From what I have seen after skimming through their site, they use multiple methods - logic programming solver in Prolog [1] and also some evolutionary algorithms [2].

If you are interested in details, they put online tons of supporting material for Science article (including Prolog sources) [3].

[1] http://en.wikipedia.org/wiki/Abductive_logic_programming

[2] http://www.aber.ac.uk/compsci/Research/bio/robotsci/publicat...

[3] http://www.aber.ac.uk/compsci/Research/bio/robotsci/data/


Here is the original article: (PDF)

From Science 324, 85-89.

http://www.pi.edu.pk/donald/automation.of.science.pdf


First, some terminology, w/ an attempt to keep it simple:

1) gene - sequence of DNA that can be used to make proteins 2) enzyme - protein that acts as a catalyst (hence, the relation to metabolism)

Without having yet read TFA (in /Science/), the meat of the article to me is this bit:

1) "They armed Adam with a model of yeast metabolism and a database of genes and proteins involved in metabolism in other species..."

Adam knows what DNA makes up the proteins that are enzymes for yeast metabolism (start here: http://www.ncbi.nlm.nih.gov/sites/gquery?term=yeast and you can probably find such information if you know what to look for)

Then, they selected some proteins involved in metabolism in other species (also probably able to find that on NCBI).

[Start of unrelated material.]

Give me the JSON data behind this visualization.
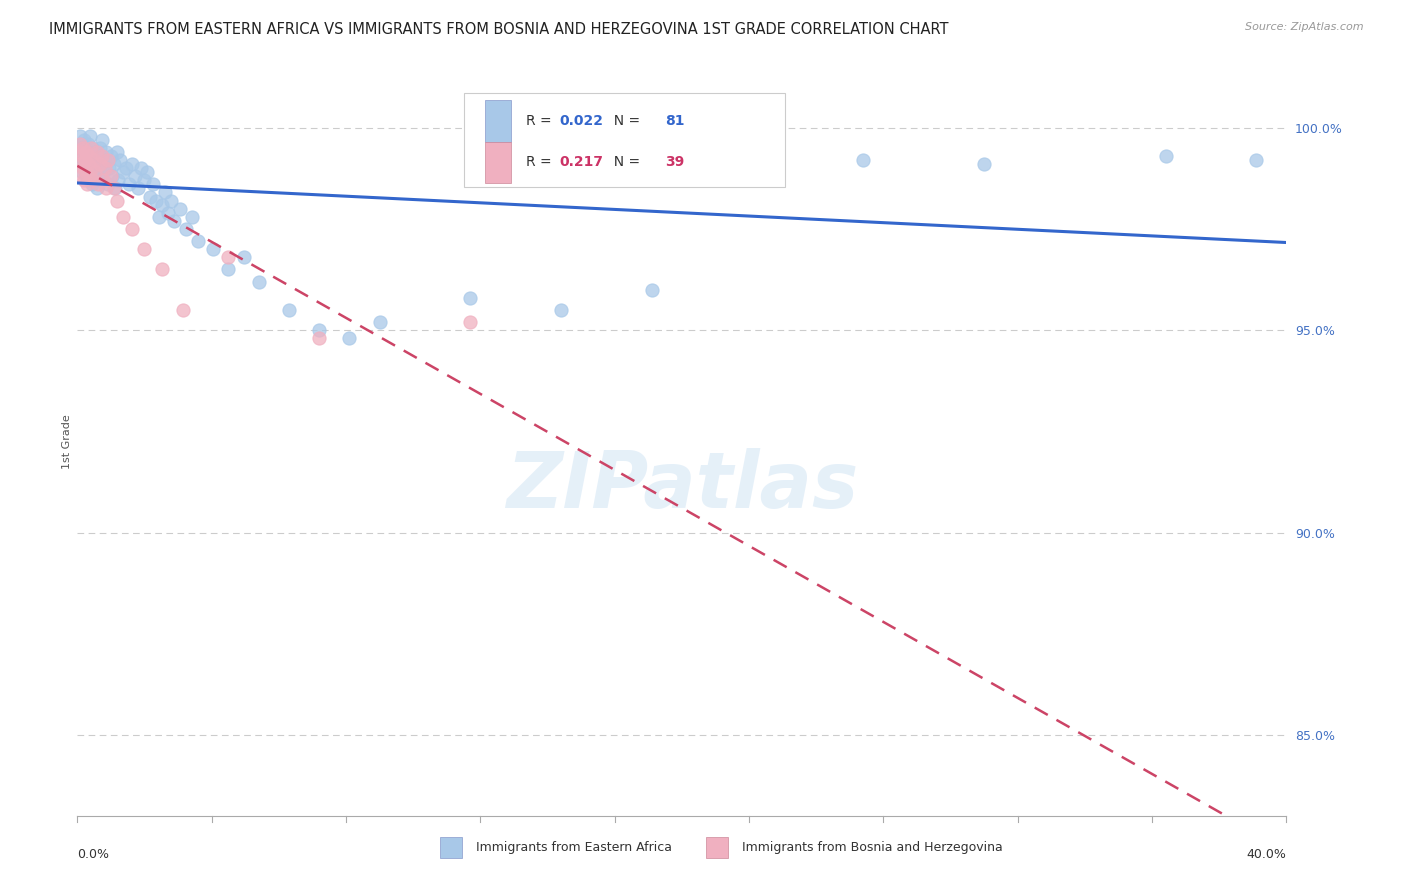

I don't know how far away in the evolutionary family tree they might have gone with these "other species."

2) "Adam sought out gaps in the metabolism model, specifically orphan enzymes, which scientists think exist, but which haven't been linked to any parent genes. After selecting a desirable orphan, Adam scoured the database for similar enzymes in other organisms, along with the corresponding genes. Using this information, it hypothesized that similar genes in the yeast genome may code for the orphan enzyme."

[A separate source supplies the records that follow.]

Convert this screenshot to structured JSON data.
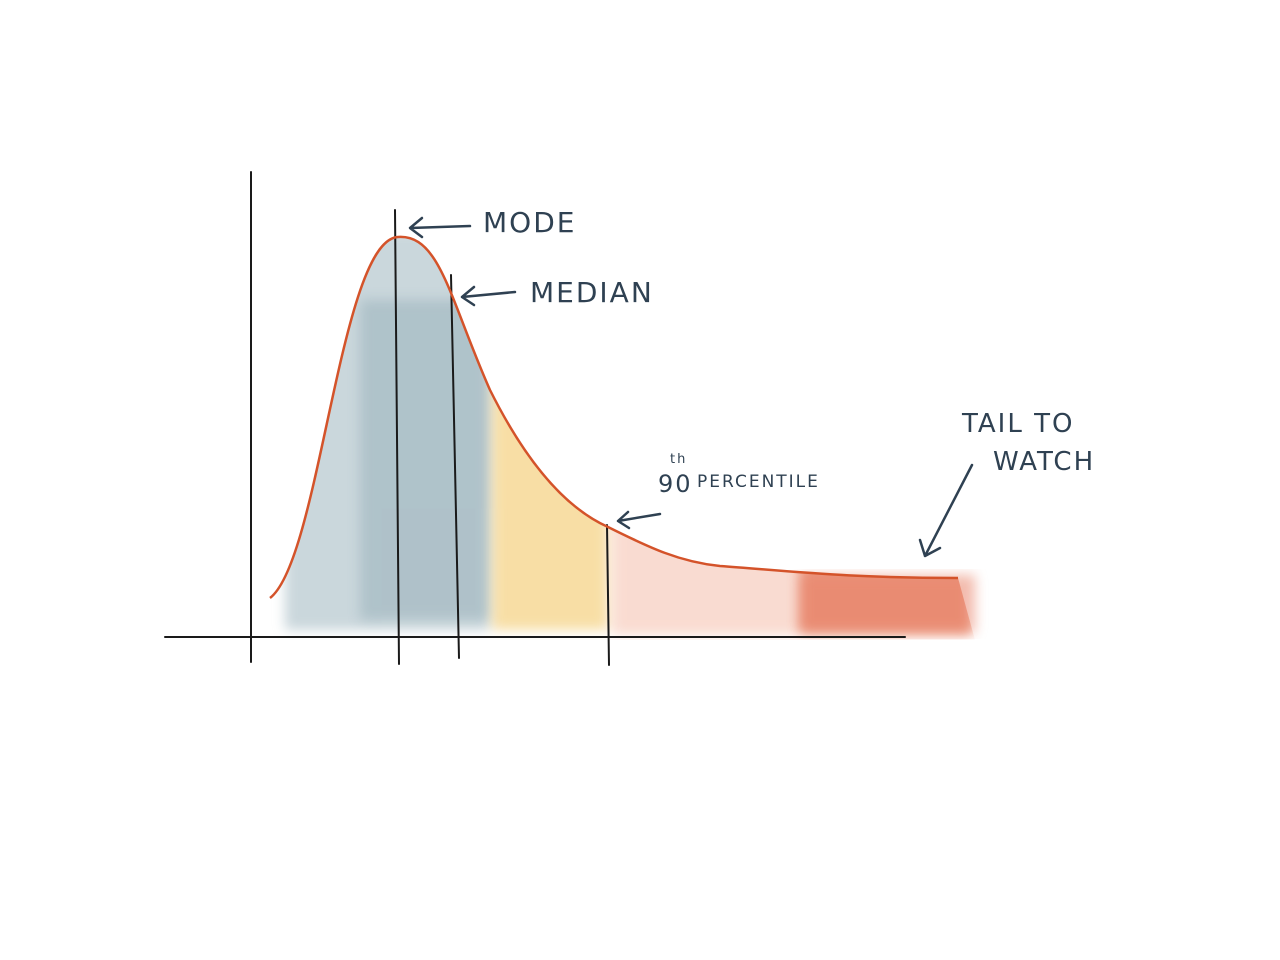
{
  "annotations": {
    "mode": "MODE",
    "median": "MEDIAN",
    "percentile": {
      "number": "90",
      "suffix": "th",
      "word": "PERCENTILE"
    },
    "tail": {
      "line1": "TAIL TO",
      "line2": "WATCH"
    }
  }
}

Here it explained that it's not really a hypothesis. Well, it is in the sense that the hypothesis is 'X gene codes for the orphan enzyme.' Then it could test it having been programmed to do laboratory work (presumably) to do so.

I say "it's not really a hypothesis" because I would have considered the hypothesis of the broader experiment to be something along the lines of 'Proteins/Enzymes for whom we don't know which genes code may be coding for metabolism." Then the experiment is "find all such proteins and test them."

3) "Still chugging along on its own, it designed experiments to test its hypotheses, and performed them using a fully automated array of centrifuges, incubators, pipettes, and growth analyzers."

I don't know anything about the lab work, but before this part happens I gather: a) Adam knows what genes it's looking at (it found them, after all) b) It looks at those genes being turned into proteins (following the Central Dogma - http://en.wikipedia.org/wiki/Central_dogma_of_molecular_biol...) c) Using thermodynamics or some aspect of chemistry, it can determine if those proteins play a role in metabolism.

Hope that helps. I'm still very much a novice at this myself.


I was very surprised first time I realized scientific research is a lot like... work. Not so much thinking as I imagined, and a lot of other stuff. So I'm not surprised to find out somebody took a domain where the work can be automated and did it.